De regels voor de werkwoordspelling zijn niet ingewikkeld. Pas ze overal toe. Vervang bijvoorbeeld het werkwoord door een vorm die je wel kent: als je ‘speelt’ of ‘smurft’ kunt invullen, schrijf dan: stam + t. Je schrijft dus ‘wordt’ en ‘gebeurt’.
Het werkwoord ‘zeggen’ eindigt op een ‘n’. ‘Ie’ is geen persoonlijk voornaamwoord; het moet ‘hij’ zijn. Verder is ‘me’ geen bezittelijk voornaamwoord; het moet ‘mijn’ zijn. Als we schrijven hoe we iets uitspreken, schrijft iedereen straks wat anders.
Gebruik bij de vergrotende trap geen ‘als’, maar ‘dan’. Zet hetzelfde werkwoord aan het einde van de zin om te bepalen of je de zin afsluit met ‘hem’ of ‘hij’. Dus: zij is groter dan hij (is). Je zegt immers niet: zij is groter dan hem (is).
Gebruik geen opvulwoorden die niets aan de inhoud van een zin toevoegen. Dit soort woorden drukken in de spreektaal onzekerheid uit en suggereren dat er weinig te melden is. In schrijftaal is het gebruik ervan uiteraard helemaal uit den boze.

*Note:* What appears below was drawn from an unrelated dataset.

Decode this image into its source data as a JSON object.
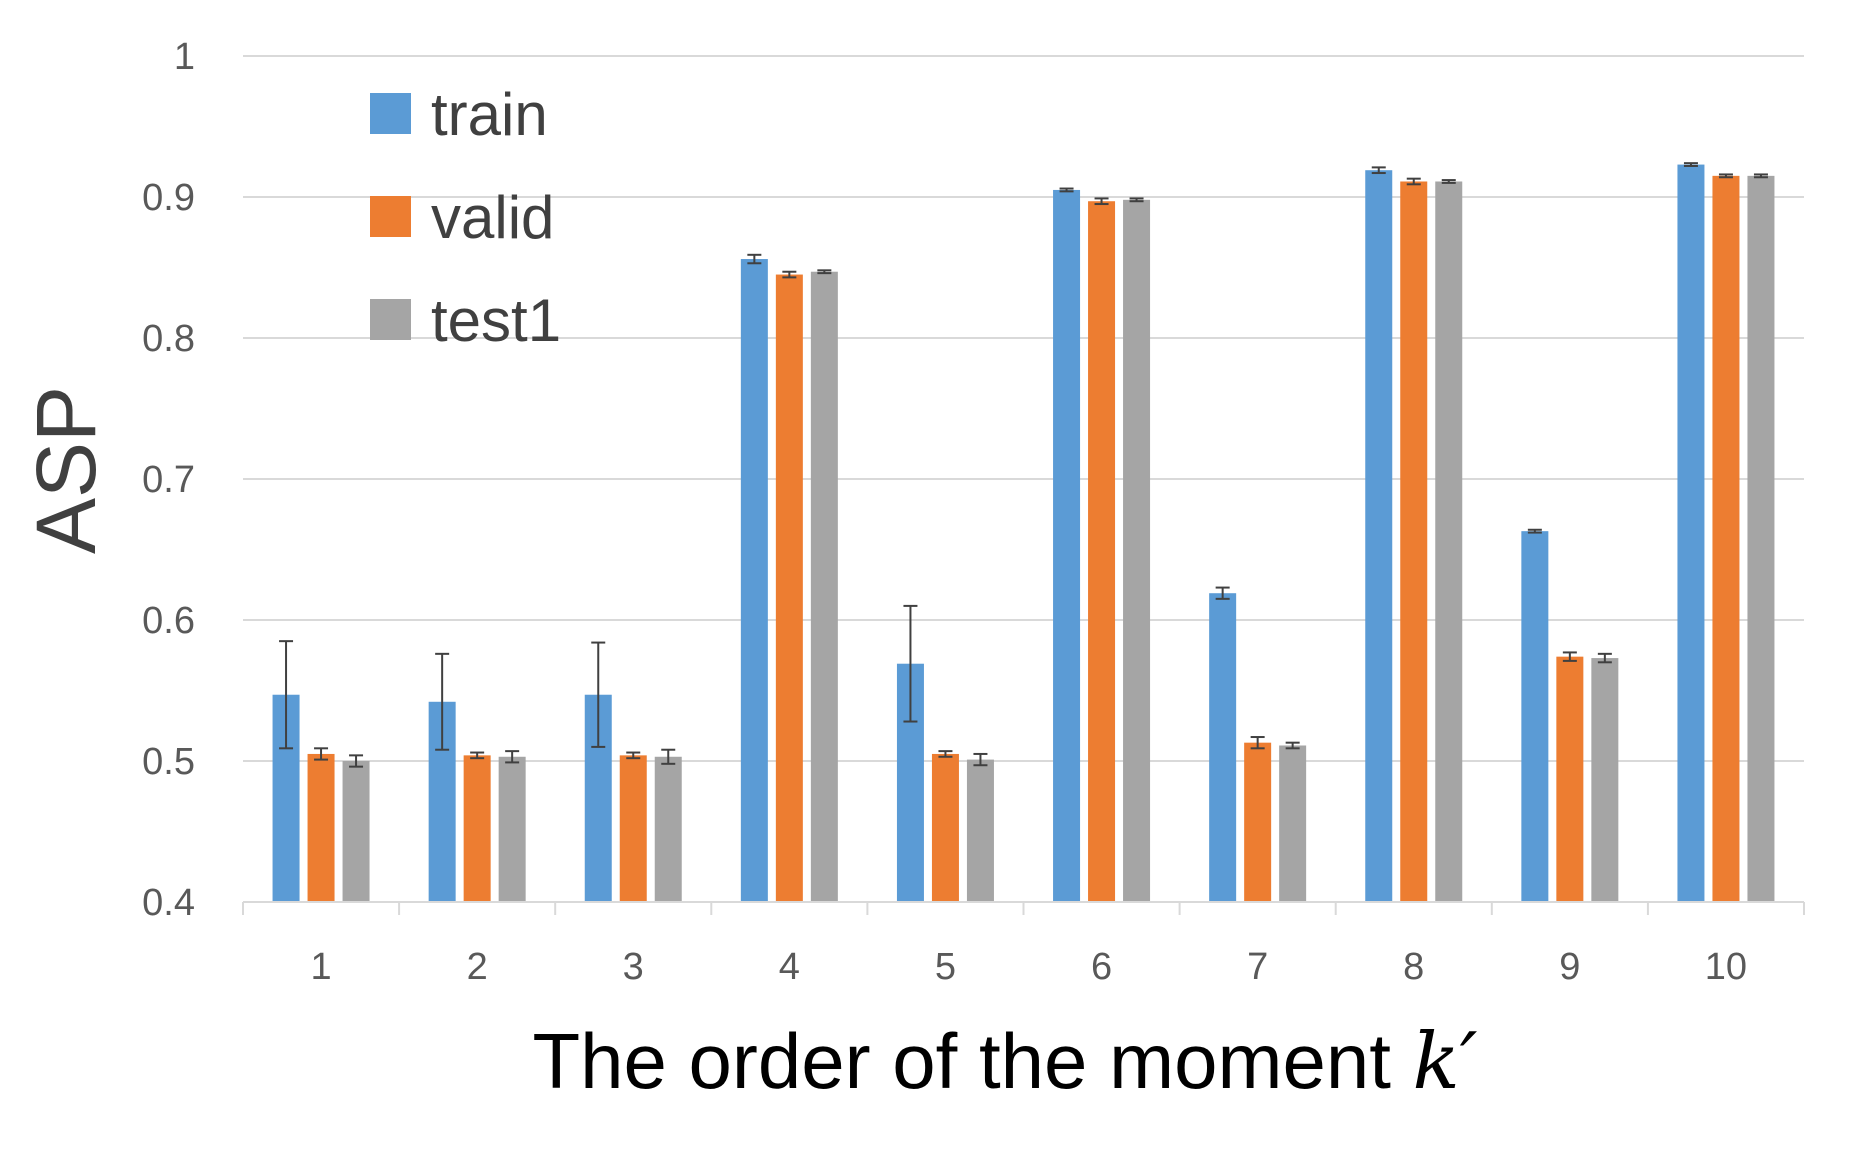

Gebruik geen msn-taal in zakelijke teksten zoals werkstukken en toetsen: je A4-vel is geen chatvenster. Er is niets tegen creatief taalgebruik, maar de ware taalkunstenaar weet waar en wanneer hij welke taal moet gebruiken.
‘Meisje’ is een het-woord. Naar het-woorden verwijs je met ‘dat’. Het is dus: ‘Het meisje dat daar loopt. ’Het betrekkelijk voornaamwoord ‘die’ gebruik je alleen bij de-woorden en bij meervouden: ‘De jas die ik kocht’, ‘De kinderen die daar fietsen.’
Het persoonlijk voornaamwoord ‘hun’ kan nooit onderwerp zijn. ‘Hun’ is wel een bezittelijk voornaamwoord: ‘Hun auto is stuk.’ Gebruik ook ‘hun’ als je het kunt vervangen door een voorzetsel + hen. Bijvoorbeeld: ‘Ik geef het hun.’ (Ik geef het aan hen.)
Gebruik geen onduidelijke verwijswoorden en begin niet zomaar iets op te schrijven. Denk eerst rustig na en laat in je antwoord altijd de vraag terugkomen. Schrijf bijvoorbeeld: ‘De hoofdstad van België is Brussel.’
Maak geen ingewikkelde zinnen die je zelf misschien begrijpt, maar waar voor een ander geen touw aan vast is te knopen. Lees wat je hebt geschreven altijd over.